The best thing about being here is (other than getting to spend time with a good friend and playing with a new baby that doesn't keep me up at night) is the freedom of not browsing my kitchen for good things to eat. The down side (other than keeping track of my 17-month old in a non-babyproofed house) is not having the freedom to browse the kitchen for good things to eat. Make sense? Just hear me out.
I have a love-hate relationship with my kitchen. When I was a working mom this wasn't a huge deal because I primarily home in the evenings, and that's not when my snacking hour strikes. Since I'm a daytime snacker, I would have a few healthy snacks available at the office for me to choose from when hunger hit. It was relatively easy to make a good choice when I only had three things to choose from, and none of them were chocolate. As a SAHM, I have a whole kitchen of food to choose from! If I don't see what I want, I can make what I want, right? And seriously, how many of us don't know where the chocolate chips are kept? It's so easy to opt for the sweet snack if it's on your list of choices.
As I have been traveling and thinking this week, I realized that if I am going to be successful with weight loss and healthy eating as a SAHM, I need to follow the same rules I had as a working mom.And one of the big ones I have not been following is that I'm not planning my snacks. I know it sounds trite. We've read the advice in every doctor's office magazine weight loss article known to man. But just because it's trite doesn't mean it isn't true. And amazingly, as I have been a guest in someone else's home, I have been doing just that. I don't raid the pantry. I have a few things that I picked up from the store to have as snacks, and guess what? That's what I am having! And it's remarkable how free I feel. The funny thing about rules made for our benefit (like the ones good parents give us or the Commandments) is that abiding by those rules doesn't limit us at all - it frees us to do the things that we really wanted to do all along anyway.

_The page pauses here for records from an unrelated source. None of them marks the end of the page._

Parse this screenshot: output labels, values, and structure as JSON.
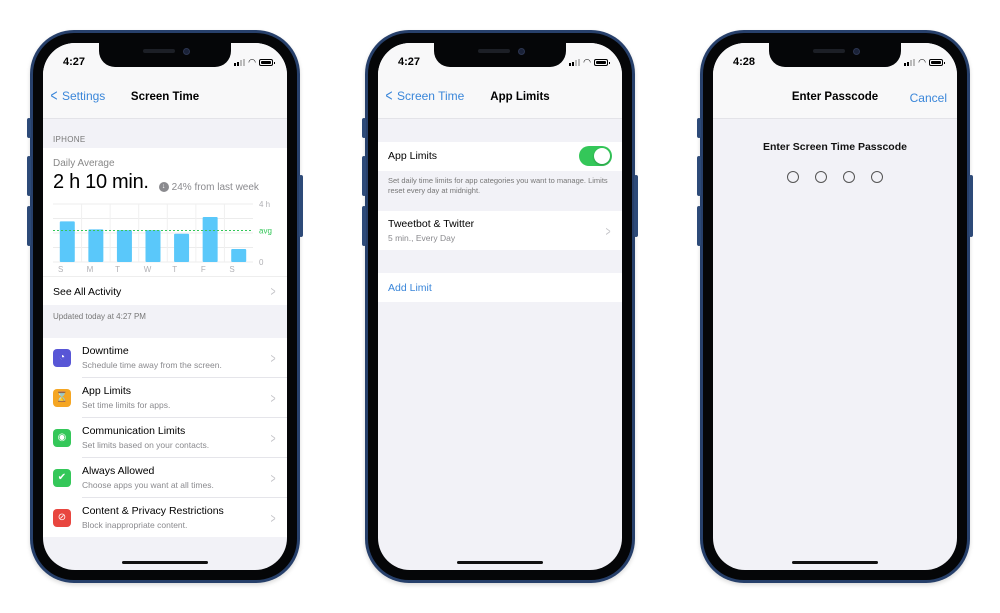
{
  "phones": [
    {
      "status": {
        "time": "4:27"
      },
      "nav": {
        "back_label": "Settings",
        "title": "Screen Time"
      },
      "section_header": "IPHONE",
      "daily": {
        "label": "Daily Average",
        "value": "2 h 10 min.",
        "delta": "24% from last week",
        "delta_icon": "arrow-down-circle-icon"
      },
      "see_all": "See All Activity",
      "updated": "Updated today at 4:27 PM",
      "items": [
        {
          "title": "Downtime",
          "subtitle": "Schedule time away from the screen.",
          "icon": "downtime-icon",
          "glyph": "◔",
          "color": "#5856d6"
        },
        {
          "title": "App Limits",
          "subtitle": "Set time limits for apps.",
          "icon": "hourglass-icon",
          "glyph": "⌛",
          "color": "#f5a623"
        },
        {
          "title": "Communication Limits",
          "subtitle": "Set limits based on your contacts.",
          "icon": "person-circle-icon",
          "glyph": "◉",
          "color": "#34c759"
        },
        {
          "title": "Always Allowed",
          "subtitle": "Choose apps you want at all times.",
          "icon": "checkmark-shield-icon",
          "glyph": "✔",
          "color": "#34c759"
        },
        {
          "title": "Content & Privacy Restrictions",
          "subtitle": "Block inappropriate content.",
          "icon": "prohibited-icon",
          "glyph": "⊘",
          "color": "#e8463f"
        }
      ]
    },
    {
      "status": {
        "time": "4:27"
      },
      "nav": {
        "back_label": "Screen Time",
        "title": "App Limits"
      },
      "toggle": {
        "label": "App Limits",
        "on": true
      },
      "description": "Set daily time limits for app categories you want to manage. Limits reset every day at midnight.",
      "limit": {
        "title": "Tweetbot & Twitter",
        "subtitle": "5 min., Every Day"
      },
      "add_limit": "Add Limit"
    },
    {
      "status": {
        "time": "4:28"
      },
      "nav": {
        "title": "Enter Passcode",
        "right_label": "Cancel"
      },
      "prompt": "Enter Screen Time Passcode",
      "passcode_length": 4,
      "digits_entered": 0
    }
  ],
  "chart_data": {
    "type": "bar",
    "categories": [
      "S",
      "M",
      "T",
      "W",
      "T",
      "F",
      "S"
    ],
    "values": [
      2.8,
      2.25,
      2.2,
      2.2,
      1.95,
      3.1,
      0.9
    ],
    "average": 2.17,
    "ylim": [
      0,
      4
    ],
    "y_tick_labels": [
      "4 h",
      "avg",
      "0"
    ],
    "units": "hours",
    "bar_color": "#5ac8fa",
    "avg_color": "#34c759"
  }
}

And so, here's my new snacking rules as a SAHM:
1. Plan and prepare snacks at night for at least the next day (preferably for the next couple of days).
2. Schedule times for the kitchen to be "open" and "closed" so I'm not constantly grazing.
3. Each snack should combine food groups to make them more filling (i.e. a small apple and 1 oz. cheese is more filling than a large apple alone!).
4. Each snack should be no more than 150 calories.
1 comment:
Sounds like some good rules.
Looking foward to more ideas...
Spinach balls could even be a snack...
I could see humus with veggies in the line up as well.